Mais le sens de la communauté et de l’engagement de Merveille Moungang Djifo était manifeste avant la pandémie et il guide encore ses choix.

Avant de s’engager dans l’AMPNQ, elle siégeait au Conseil des jeunes du Commonwealth pour l’Afrique et l’Europe et à l’Open Dreams Organisation, où elle est toujours active afin d’accroître, chez les enfants du tiers monde, l’accessibilité à l’éducation. Et, il y a quelques semaines, elle est devenue coordonnatrice de la table de quartier dans Côte-des-Neiges.

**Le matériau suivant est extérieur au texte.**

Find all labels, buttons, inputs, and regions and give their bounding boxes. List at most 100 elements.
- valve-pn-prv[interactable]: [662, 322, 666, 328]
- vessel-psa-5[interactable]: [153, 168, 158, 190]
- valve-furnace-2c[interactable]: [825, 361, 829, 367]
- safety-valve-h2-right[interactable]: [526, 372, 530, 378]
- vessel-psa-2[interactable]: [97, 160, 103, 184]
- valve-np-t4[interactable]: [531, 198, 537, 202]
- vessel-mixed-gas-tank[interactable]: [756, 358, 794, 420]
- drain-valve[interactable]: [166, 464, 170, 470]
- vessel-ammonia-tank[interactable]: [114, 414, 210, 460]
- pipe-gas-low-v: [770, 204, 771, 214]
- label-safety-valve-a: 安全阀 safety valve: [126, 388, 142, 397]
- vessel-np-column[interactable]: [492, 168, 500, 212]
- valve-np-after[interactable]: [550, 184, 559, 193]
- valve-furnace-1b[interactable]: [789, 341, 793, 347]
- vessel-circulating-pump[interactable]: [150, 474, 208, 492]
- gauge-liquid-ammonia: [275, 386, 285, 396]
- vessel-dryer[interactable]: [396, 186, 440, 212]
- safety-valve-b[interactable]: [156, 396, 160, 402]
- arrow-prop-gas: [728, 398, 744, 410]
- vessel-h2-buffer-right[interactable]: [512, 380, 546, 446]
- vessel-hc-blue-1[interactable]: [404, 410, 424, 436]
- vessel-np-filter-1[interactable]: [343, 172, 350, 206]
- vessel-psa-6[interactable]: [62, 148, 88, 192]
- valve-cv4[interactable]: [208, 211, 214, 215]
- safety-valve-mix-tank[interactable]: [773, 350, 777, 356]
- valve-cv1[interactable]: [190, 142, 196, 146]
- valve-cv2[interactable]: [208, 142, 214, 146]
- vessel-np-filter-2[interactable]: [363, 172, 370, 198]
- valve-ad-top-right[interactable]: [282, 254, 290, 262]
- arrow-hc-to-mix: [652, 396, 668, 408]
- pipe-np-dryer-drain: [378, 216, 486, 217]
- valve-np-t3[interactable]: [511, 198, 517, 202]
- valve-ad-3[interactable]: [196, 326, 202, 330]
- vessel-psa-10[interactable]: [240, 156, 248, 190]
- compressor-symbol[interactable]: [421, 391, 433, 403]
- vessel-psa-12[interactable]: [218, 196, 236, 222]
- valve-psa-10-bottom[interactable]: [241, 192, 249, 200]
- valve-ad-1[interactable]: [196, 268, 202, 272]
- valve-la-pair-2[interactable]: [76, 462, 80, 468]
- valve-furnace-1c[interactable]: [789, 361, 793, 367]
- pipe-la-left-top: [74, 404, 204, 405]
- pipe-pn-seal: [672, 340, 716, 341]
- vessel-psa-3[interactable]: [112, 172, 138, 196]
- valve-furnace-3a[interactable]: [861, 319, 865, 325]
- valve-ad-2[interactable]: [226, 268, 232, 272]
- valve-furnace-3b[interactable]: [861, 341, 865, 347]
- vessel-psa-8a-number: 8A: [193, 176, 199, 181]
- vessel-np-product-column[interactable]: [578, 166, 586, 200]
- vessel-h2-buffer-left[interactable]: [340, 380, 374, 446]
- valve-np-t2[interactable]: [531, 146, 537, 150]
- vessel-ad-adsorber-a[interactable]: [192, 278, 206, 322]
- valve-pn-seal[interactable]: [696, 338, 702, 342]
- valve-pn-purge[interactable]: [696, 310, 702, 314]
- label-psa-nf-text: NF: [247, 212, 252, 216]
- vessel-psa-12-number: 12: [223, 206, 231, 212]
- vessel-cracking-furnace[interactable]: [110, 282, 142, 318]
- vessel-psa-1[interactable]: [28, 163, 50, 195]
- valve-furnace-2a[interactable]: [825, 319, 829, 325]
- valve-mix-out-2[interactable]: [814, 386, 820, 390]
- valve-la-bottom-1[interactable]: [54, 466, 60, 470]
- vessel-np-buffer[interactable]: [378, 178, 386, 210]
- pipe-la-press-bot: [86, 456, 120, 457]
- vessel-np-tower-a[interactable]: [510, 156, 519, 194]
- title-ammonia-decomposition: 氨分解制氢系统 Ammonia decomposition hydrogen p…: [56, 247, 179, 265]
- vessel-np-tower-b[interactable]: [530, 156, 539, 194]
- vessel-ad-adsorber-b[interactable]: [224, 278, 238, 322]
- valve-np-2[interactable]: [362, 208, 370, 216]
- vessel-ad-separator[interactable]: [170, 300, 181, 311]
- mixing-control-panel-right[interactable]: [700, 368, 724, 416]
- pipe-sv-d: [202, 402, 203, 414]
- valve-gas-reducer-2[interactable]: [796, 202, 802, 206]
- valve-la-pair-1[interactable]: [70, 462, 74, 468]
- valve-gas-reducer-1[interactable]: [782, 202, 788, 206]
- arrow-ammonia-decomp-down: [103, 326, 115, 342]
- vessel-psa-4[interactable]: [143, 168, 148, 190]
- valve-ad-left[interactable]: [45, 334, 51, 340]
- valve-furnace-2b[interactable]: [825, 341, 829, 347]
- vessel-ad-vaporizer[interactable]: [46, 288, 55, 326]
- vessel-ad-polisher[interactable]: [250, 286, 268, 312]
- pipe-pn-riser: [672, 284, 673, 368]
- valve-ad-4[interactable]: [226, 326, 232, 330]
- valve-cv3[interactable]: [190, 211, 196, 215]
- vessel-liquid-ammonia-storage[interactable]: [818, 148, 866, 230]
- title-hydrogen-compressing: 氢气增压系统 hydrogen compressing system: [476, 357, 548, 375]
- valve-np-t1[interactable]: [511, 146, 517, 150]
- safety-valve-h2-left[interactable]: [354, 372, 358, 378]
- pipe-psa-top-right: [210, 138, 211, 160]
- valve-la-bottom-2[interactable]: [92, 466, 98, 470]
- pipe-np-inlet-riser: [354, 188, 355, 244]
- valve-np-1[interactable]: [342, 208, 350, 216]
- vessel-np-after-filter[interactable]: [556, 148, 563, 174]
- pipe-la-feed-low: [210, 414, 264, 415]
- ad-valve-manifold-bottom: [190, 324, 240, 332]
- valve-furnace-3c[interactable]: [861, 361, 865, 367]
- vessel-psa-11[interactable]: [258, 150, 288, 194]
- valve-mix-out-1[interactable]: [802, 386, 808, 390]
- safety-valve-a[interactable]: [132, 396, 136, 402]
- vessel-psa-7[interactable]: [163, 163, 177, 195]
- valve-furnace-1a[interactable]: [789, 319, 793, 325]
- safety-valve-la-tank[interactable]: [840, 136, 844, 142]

«En tant que jeune femme noire qui perçoit son identité marquée par la positionnalité et l’intersectionnalité comme un outil puissant pour réinventer l’avenir, j’ai toujours été intéressée par les causes liées à l’éducation, à l’autonomisation des femmes et des minorités visibles et invisibles, ainsi qu’à la santé et à la justice sociale, souligne Merveille Moungang Djifo. Pour moi, il est essentiel que, peu importe la couleur, l’origine, les orientations ou les croyances, toute personne puisse avoir la chance de s’épanouir.»

Briser l’isolement et redonner espoir aux jeunes des communautés noires

Le principal défi de l'AMPNQ est de briser l'isolement des jeunes personnes noires issues de milieux vulnérables qui ne facilitent pas l’accès à des carrières dans le domaine de la santé.

«Nous voulons déraciner leurs idées préconçues en leur montrant que ces carrières sont plus que jamais accessibles à travers des programmes de mentorat, d'orientation scolaire et de préparation aux tests d'admission offerts par différents organismes et universités, dont l’UdeM et l’Université McGill», ajoute-t-elle.

Sur le terrain, Merveille Moungang Djifo et d’autres membres de l’aile jeunesse de l’AMPNQ visitent les écoles secondaires et les cégeps où l’effectif scolaire noir est important, notamment dans les quartiers Saint-Michel et de Montréal-Nord.

Leurs efforts, conjugués à ceux des partenaires communautaires ainsi qu’aux mesures mises en place par l’UdeM, semblent déjà porter leurs fruits: en 2022, l’Université a admis un record de 19 personnes noires au doctorat en médecine, comparativement à 4 ou 5 par cohorte par le passé.

Croire en soi

Merveille Moungang Djifo répète un seul et unique message – un mantra, dit-elle – aux jeunes qu’elle rencontre dans les écoles.

«Je leur dit qu’il suffit de croire en soi, ne serait-ce qu’un tout petit peu. Notre association croit en ces jeunes, tout comme l’Université de Montréal, qui a mis sur pied un programme d’accès aux études de médecine et lancé un plan d’action pour attirer et garder les personnes noires en médecine afin de combattre leur sous-représentation», indique-t-elle.

Et c’est l’espoir qui rend possibles l’action individuelle et l'action collective.

«Nous avons tous une responsabilité sociale dans cette lutte, conclut l’étudiante engagée. Il y a toujours un appel à l’action et l’on peut décider d’y répondre plutôt que de ne rien faire: on ne peut pas corriger toutes les failles du système, mais s’engager à changer le statu quo un peu chaque jour peut grandement faire avancer les choses à long terme!»